The Moriori made the difficult decision to maintain their tradition of pacifism, and those who were not killed by the Maori were either removed from the islands or enslaved. The biggest slaughter occurred in early 1835, during the southern hemisphere autumn, when more than 300 of the 2,000 Moriori were killed by the mainland invaders.

The Moriori were then forbidden by the Maori to have children with each other; and within 30 years the Moriori population had fallen by 90% to fewer
than 200.

Slavery was ended by the British administrators in 1870, but by then no younger people were learning Moriori, and the last native speaker of the
language died in 1898. Johann Friedrich Wilhelm Baucke, who was born into a German-speaking missionary family on Chatham Island, was the last person who was able to speak Moriori; he died in Otorohanga on the North Island of New Zealand in 1931.

The last person of full Moriori descent died in 1933, though today there is something of a renaissance, with modern descendants of the Chatham Islands Moriori pushing for more recognition.

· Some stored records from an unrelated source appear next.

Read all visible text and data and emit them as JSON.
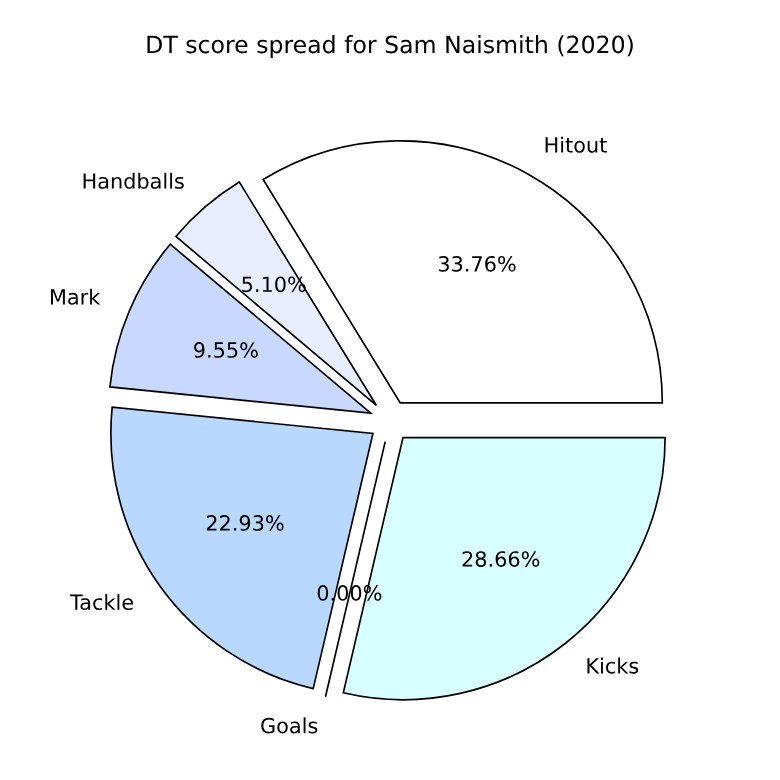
{
  "chart_data": {
    "type": "pie",
    "title": "DT score spread for Sam Naismith (2020)",
    "categories": [
      "Hitout",
      "Handballs",
      "Mark",
      "Tackle",
      "Goals",
      "Kicks"
    ],
    "values": [
      33.76,
      5.1,
      9.55,
      22.93,
      0.0,
      28.66
    ],
    "value_labels": [
      "33.76%",
      "5.10%",
      "9.55%",
      "22.93%",
      "0.00%",
      "28.66%"
    ],
    "colors": [
      "#ffffff",
      "#e8eeff",
      "#c8d8ff",
      "#b8d8ff",
      "#c0e0ff",
      "#d8ffff"
    ]
  }
}
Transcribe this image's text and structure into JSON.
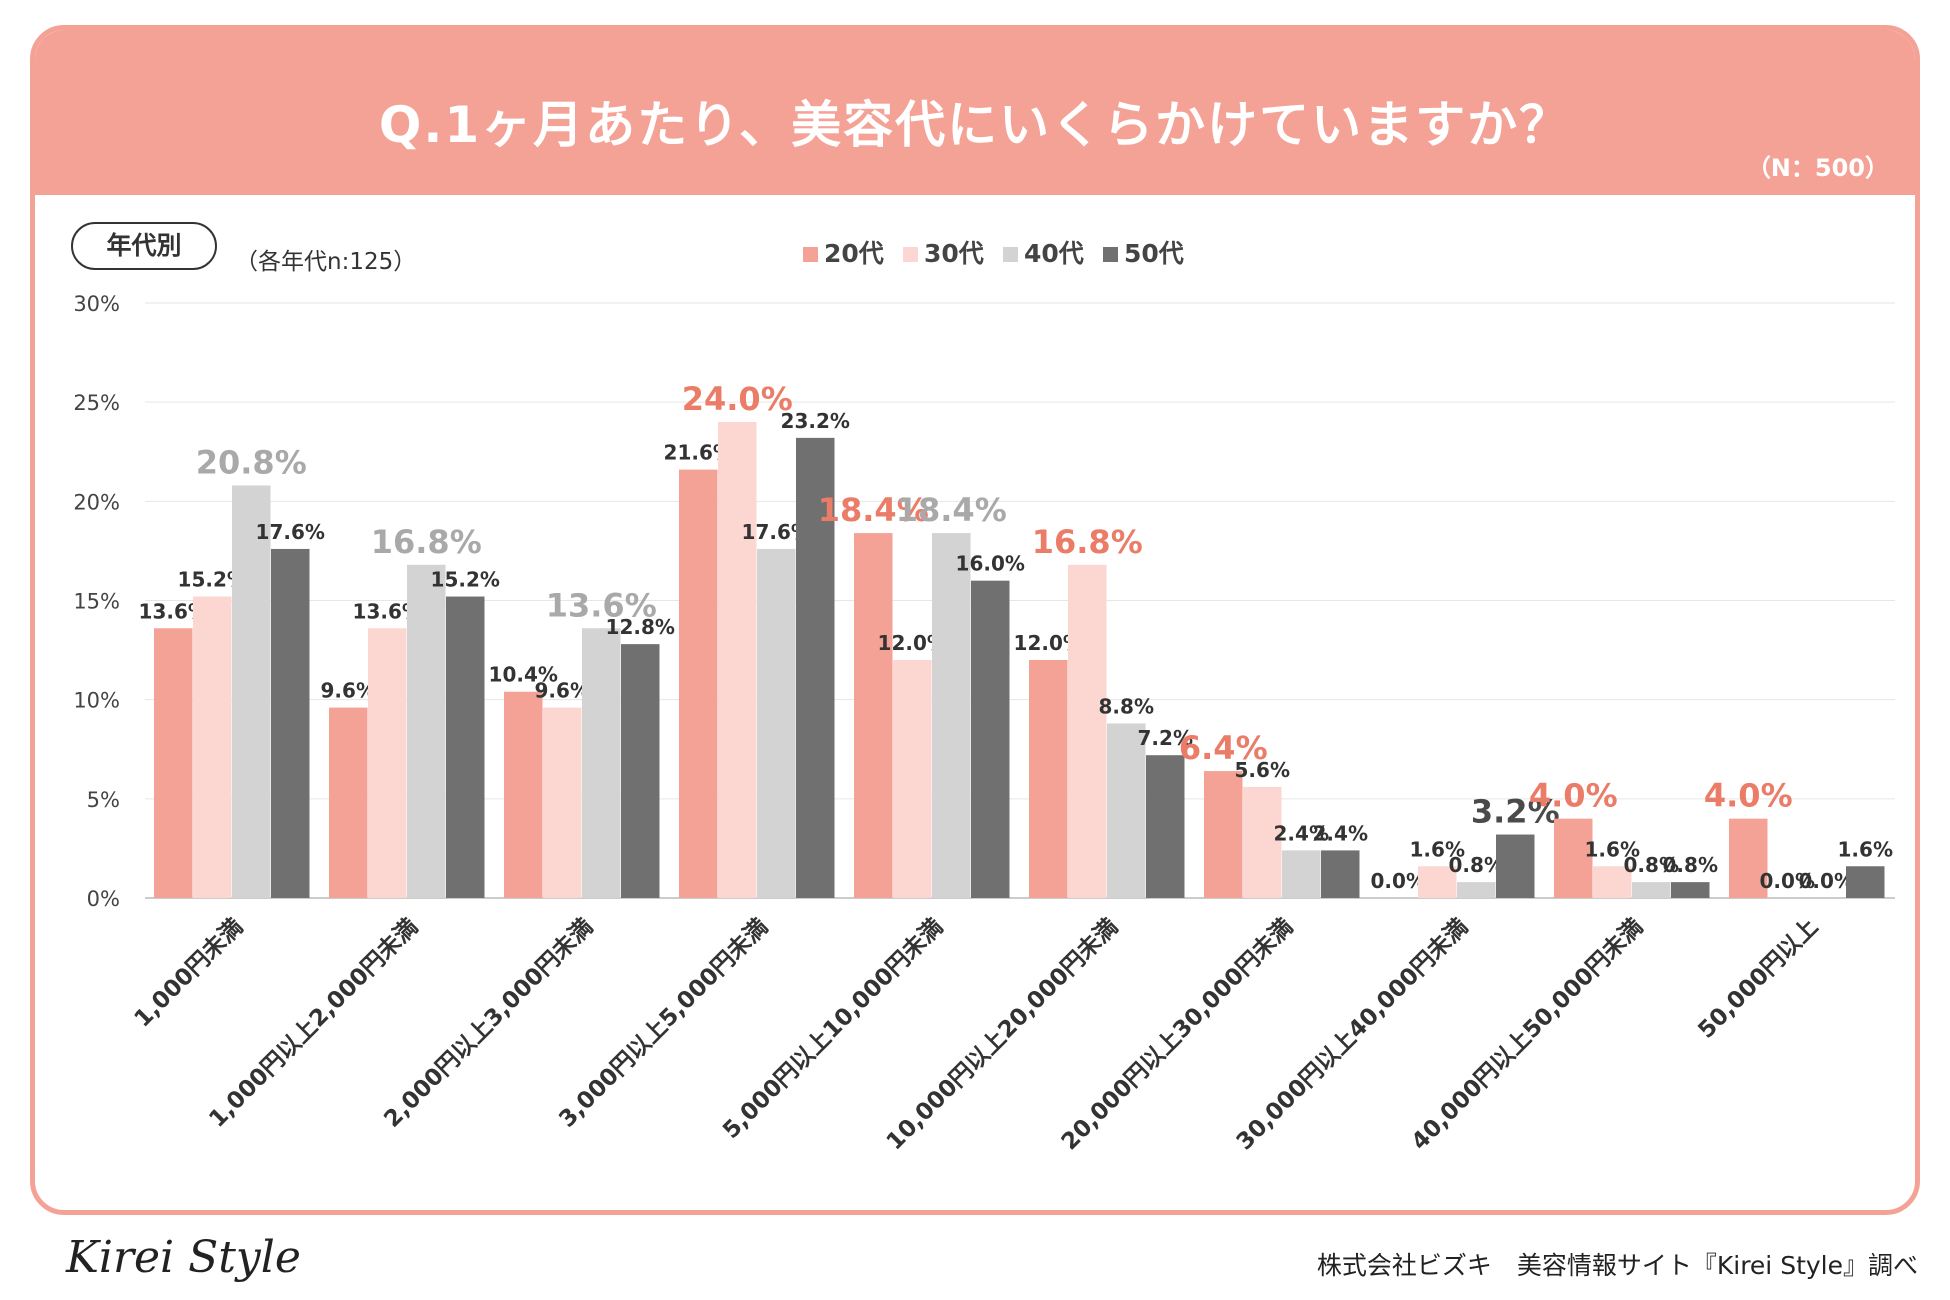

Currently something like 700 New Zealanders identify themselves as Moriori.

MAINLAND

Main comes from an ancient Germanic adjective meaning ‘strong’, as in the
phrase “might and main”. Mainland is an interestingly relative term for a larger contiguous area of land as seen by inhabitants of outlying islands. The British talk of “Mainland Europe”; Shetlanders speak of “Mainland Britain”, and the biggest Shetland Island itself is called “Mainland”.